Раздался грохот. Юрий выглянул из-под одеяла. Лейтенант лежал лицом на столе. Потом с нечеловеческими усилиями он приподнял голову и, устремив перст к потолку, произнес одно только слово:

– Спиногрызы!..

– Ты про что, Сенечка?! – спросила сержант Синичкина.

– Спиногрызы, вот! – повторил лейтенант и погрозил пальцем потолку.

– Какие такие спиногрызы?

– Вот такие вот! Страхолюдные! Сила у них какая – знаешь?! Вроде одну капустку жрут, а – силища! Думаешь, мы с товарищем Чужаком пальцем деланные? Ошибаесся! Потому что – спиногрызы!.. – и пьяные слезы потекли по его лицу.

С каждой минутой его слова все более утрачивали сходство с человеческой речью, но у Кати, кажется, получалось вытянуть из него что-то хоть немного осмысленное. Юрий понял только одно: что у майора Чужака давно уже налажена связь с этими самыми спиногрызами; именно в них майор и лейтенант Сенечка рассчитывали найти защиту. И тропа к этим спиногрызам уже, кажется, была ими проложена.

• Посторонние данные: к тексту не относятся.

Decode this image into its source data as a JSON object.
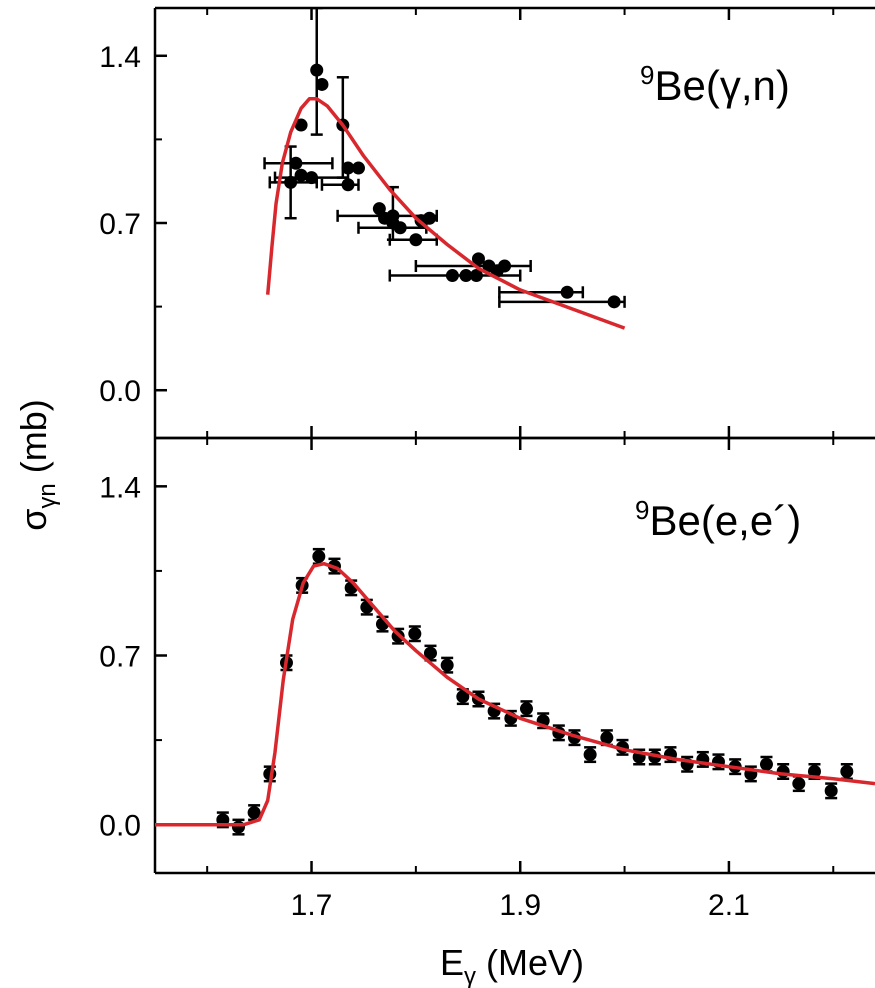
{
  "chart_data": [
    {
      "type": "scatter",
      "panel_label": {
        "sup": "9",
        "text": "Be(γ,n)"
      },
      "ylim": [
        -0.2,
        1.6
      ],
      "xlim": [
        1.55,
        2.24
      ],
      "yticks": [
        0.0,
        0.7,
        1.4
      ],
      "ytick_labels": [
        "0.0",
        "0.7",
        "1.4"
      ],
      "grid": false,
      "series": [
        {
          "kind": "points",
          "color": "#000000",
          "points": [
            {
              "x": 1.705,
              "y": 1.34,
              "yerr": [
                1.07,
                1.6
              ]
            },
            {
              "x": 1.71,
              "y": 1.28
            },
            {
              "x": 1.69,
              "y": 1.11
            },
            {
              "x": 1.73,
              "y": 1.11,
              "yerr": [
                0.89,
                1.31
              ]
            },
            {
              "x": 1.685,
              "y": 0.95,
              "xerr": [
                1.655,
                1.72
              ]
            },
            {
              "x": 1.69,
              "y": 0.9
            },
            {
              "x": 1.7,
              "y": 0.89,
              "xerr": [
                1.665,
                1.735
              ]
            },
            {
              "x": 1.68,
              "y": 0.87,
              "xerr": [
                1.66,
                1.705
              ],
              "yerr": [
                0.72,
                1.02
              ]
            },
            {
              "x": 1.735,
              "y": 0.93
            },
            {
              "x": 1.745,
              "y": 0.93
            },
            {
              "x": 1.735,
              "y": 0.86,
              "xerr": [
                1.71,
                1.745
              ]
            },
            {
              "x": 1.765,
              "y": 0.76
            },
            {
              "x": 1.77,
              "y": 0.72
            },
            {
              "x": 1.778,
              "y": 0.73,
              "xerr": [
                1.725,
                1.82
              ],
              "yerr": [
                0.63,
                0.85
              ]
            },
            {
              "x": 1.778,
              "y": 0.7
            },
            {
              "x": 1.785,
              "y": 0.68,
              "xerr": [
                1.745,
                1.81
              ]
            },
            {
              "x": 1.8,
              "y": 0.63,
              "xerr": [
                1.775,
                1.82
              ]
            },
            {
              "x": 1.805,
              "y": 0.71
            },
            {
              "x": 1.813,
              "y": 0.72
            },
            {
              "x": 1.835,
              "y": 0.48
            },
            {
              "x": 1.848,
              "y": 0.48
            },
            {
              "x": 1.86,
              "y": 0.55
            },
            {
              "x": 1.87,
              "y": 0.52,
              "xerr": [
                1.8,
                1.91
              ]
            },
            {
              "x": 1.878,
              "y": 0.5
            },
            {
              "x": 1.885,
              "y": 0.52
            },
            {
              "x": 1.858,
              "y": 0.48,
              "xerr": [
                1.775,
                1.9
              ]
            },
            {
              "x": 1.945,
              "y": 0.41,
              "xerr": [
                1.88,
                1.96
              ]
            },
            {
              "x": 1.99,
              "y": 0.37,
              "xerr": [
                1.88,
                2.0
              ]
            }
          ]
        },
        {
          "kind": "curve",
          "color": "#d8282e",
          "points": [
            {
              "x": 1.658,
              "y": 0.4
            },
            {
              "x": 1.662,
              "y": 0.6
            },
            {
              "x": 1.666,
              "y": 0.78
            },
            {
              "x": 1.672,
              "y": 0.95
            },
            {
              "x": 1.68,
              "y": 1.08
            },
            {
              "x": 1.69,
              "y": 1.18
            },
            {
              "x": 1.698,
              "y": 1.22
            },
            {
              "x": 1.705,
              "y": 1.22
            },
            {
              "x": 1.715,
              "y": 1.19
            },
            {
              "x": 1.73,
              "y": 1.11
            },
            {
              "x": 1.75,
              "y": 0.98
            },
            {
              "x": 1.775,
              "y": 0.84
            },
            {
              "x": 1.8,
              "y": 0.72
            },
            {
              "x": 1.83,
              "y": 0.61
            },
            {
              "x": 1.86,
              "y": 0.51
            },
            {
              "x": 1.9,
              "y": 0.42
            },
            {
              "x": 1.95,
              "y": 0.34
            },
            {
              "x": 2.0,
              "y": 0.26
            }
          ]
        }
      ]
    },
    {
      "type": "scatter",
      "panel_label": {
        "sup": "9",
        "text": "Be(e,e´)"
      },
      "ylim": [
        -0.2,
        1.6
      ],
      "xlim": [
        1.55,
        2.24
      ],
      "yticks": [
        0.0,
        0.7,
        1.4
      ],
      "ytick_labels": [
        "0.0",
        "0.7",
        "1.4"
      ],
      "xticks": [
        1.7,
        1.9,
        2.1
      ],
      "xtick_labels": [
        "1.7",
        "1.9",
        "2.1"
      ],
      "grid": false,
      "series": [
        {
          "kind": "points",
          "color": "#000000",
          "err": 0.03,
          "points": [
            {
              "x": 1.615,
              "y": 0.02
            },
            {
              "x": 1.63,
              "y": -0.01
            },
            {
              "x": 1.645,
              "y": 0.05
            },
            {
              "x": 1.66,
              "y": 0.21
            },
            {
              "x": 1.676,
              "y": 0.67
            },
            {
              "x": 1.691,
              "y": 0.99
            },
            {
              "x": 1.707,
              "y": 1.11
            },
            {
              "x": 1.722,
              "y": 1.07
            },
            {
              "x": 1.738,
              "y": 0.98
            },
            {
              "x": 1.753,
              "y": 0.9
            },
            {
              "x": 1.768,
              "y": 0.83
            },
            {
              "x": 1.783,
              "y": 0.78
            },
            {
              "x": 1.799,
              "y": 0.79
            },
            {
              "x": 1.814,
              "y": 0.71
            },
            {
              "x": 1.83,
              "y": 0.66
            },
            {
              "x": 1.845,
              "y": 0.53
            },
            {
              "x": 1.86,
              "y": 0.52
            },
            {
              "x": 1.875,
              "y": 0.47
            },
            {
              "x": 1.891,
              "y": 0.44
            },
            {
              "x": 1.906,
              "y": 0.48
            },
            {
              "x": 1.922,
              "y": 0.43
            },
            {
              "x": 1.937,
              "y": 0.38
            },
            {
              "x": 1.952,
              "y": 0.36
            },
            {
              "x": 1.967,
              "y": 0.29
            },
            {
              "x": 1.983,
              "y": 0.36
            },
            {
              "x": 1.998,
              "y": 0.32
            },
            {
              "x": 2.014,
              "y": 0.28
            },
            {
              "x": 2.029,
              "y": 0.28
            },
            {
              "x": 2.044,
              "y": 0.29
            },
            {
              "x": 2.06,
              "y": 0.25
            },
            {
              "x": 2.075,
              "y": 0.27
            },
            {
              "x": 2.09,
              "y": 0.26
            },
            {
              "x": 2.106,
              "y": 0.24
            },
            {
              "x": 2.121,
              "y": 0.21
            },
            {
              "x": 2.136,
              "y": 0.25
            },
            {
              "x": 2.152,
              "y": 0.22
            },
            {
              "x": 2.167,
              "y": 0.17
            },
            {
              "x": 2.182,
              "y": 0.22
            },
            {
              "x": 2.198,
              "y": 0.14
            },
            {
              "x": 2.213,
              "y": 0.22
            }
          ]
        },
        {
          "kind": "curve",
          "color": "#d8282e",
          "points": [
            {
              "x": 1.55,
              "y": 0.0
            },
            {
              "x": 1.6,
              "y": 0.0
            },
            {
              "x": 1.635,
              "y": 0.0
            },
            {
              "x": 1.65,
              "y": 0.02
            },
            {
              "x": 1.658,
              "y": 0.1
            },
            {
              "x": 1.665,
              "y": 0.3
            },
            {
              "x": 1.673,
              "y": 0.6
            },
            {
              "x": 1.682,
              "y": 0.85
            },
            {
              "x": 1.692,
              "y": 1.0
            },
            {
              "x": 1.702,
              "y": 1.07
            },
            {
              "x": 1.712,
              "y": 1.08
            },
            {
              "x": 1.725,
              "y": 1.06
            },
            {
              "x": 1.74,
              "y": 1.0
            },
            {
              "x": 1.76,
              "y": 0.9
            },
            {
              "x": 1.78,
              "y": 0.8
            },
            {
              "x": 1.8,
              "y": 0.72
            },
            {
              "x": 1.83,
              "y": 0.61
            },
            {
              "x": 1.86,
              "y": 0.52
            },
            {
              "x": 1.9,
              "y": 0.44
            },
            {
              "x": 1.95,
              "y": 0.37
            },
            {
              "x": 2.0,
              "y": 0.31
            },
            {
              "x": 2.05,
              "y": 0.27
            },
            {
              "x": 2.1,
              "y": 0.24
            },
            {
              "x": 2.15,
              "y": 0.21
            },
            {
              "x": 2.2,
              "y": 0.19
            },
            {
              "x": 2.24,
              "y": 0.17
            }
          ]
        }
      ]
    }
  ],
  "axes": {
    "ylabel": {
      "main": "σ",
      "sub": "γn",
      "rest": " (mb)"
    },
    "xlabel": {
      "main": "E",
      "sub": "γ",
      "rest": " (MeV)"
    }
  }
}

Говорил лейтенант все тише, Юрий уже не слышал почти ничего из его бормотания, но Катя продолжала терпеливо с ним работать, и вроде бы не без успеха.

Наконец лейтенант опять уронил голову на стол и мерно захрапел.

– Теперь, – сказала Катя, – до завтра будет дрыхнуть, я ему на всякий случай еще тройную дозу снотворного вкачала. Но все, что надо, мы из него вытянули. Ладно, и ты пока спи, завтра нам предстоит много дел.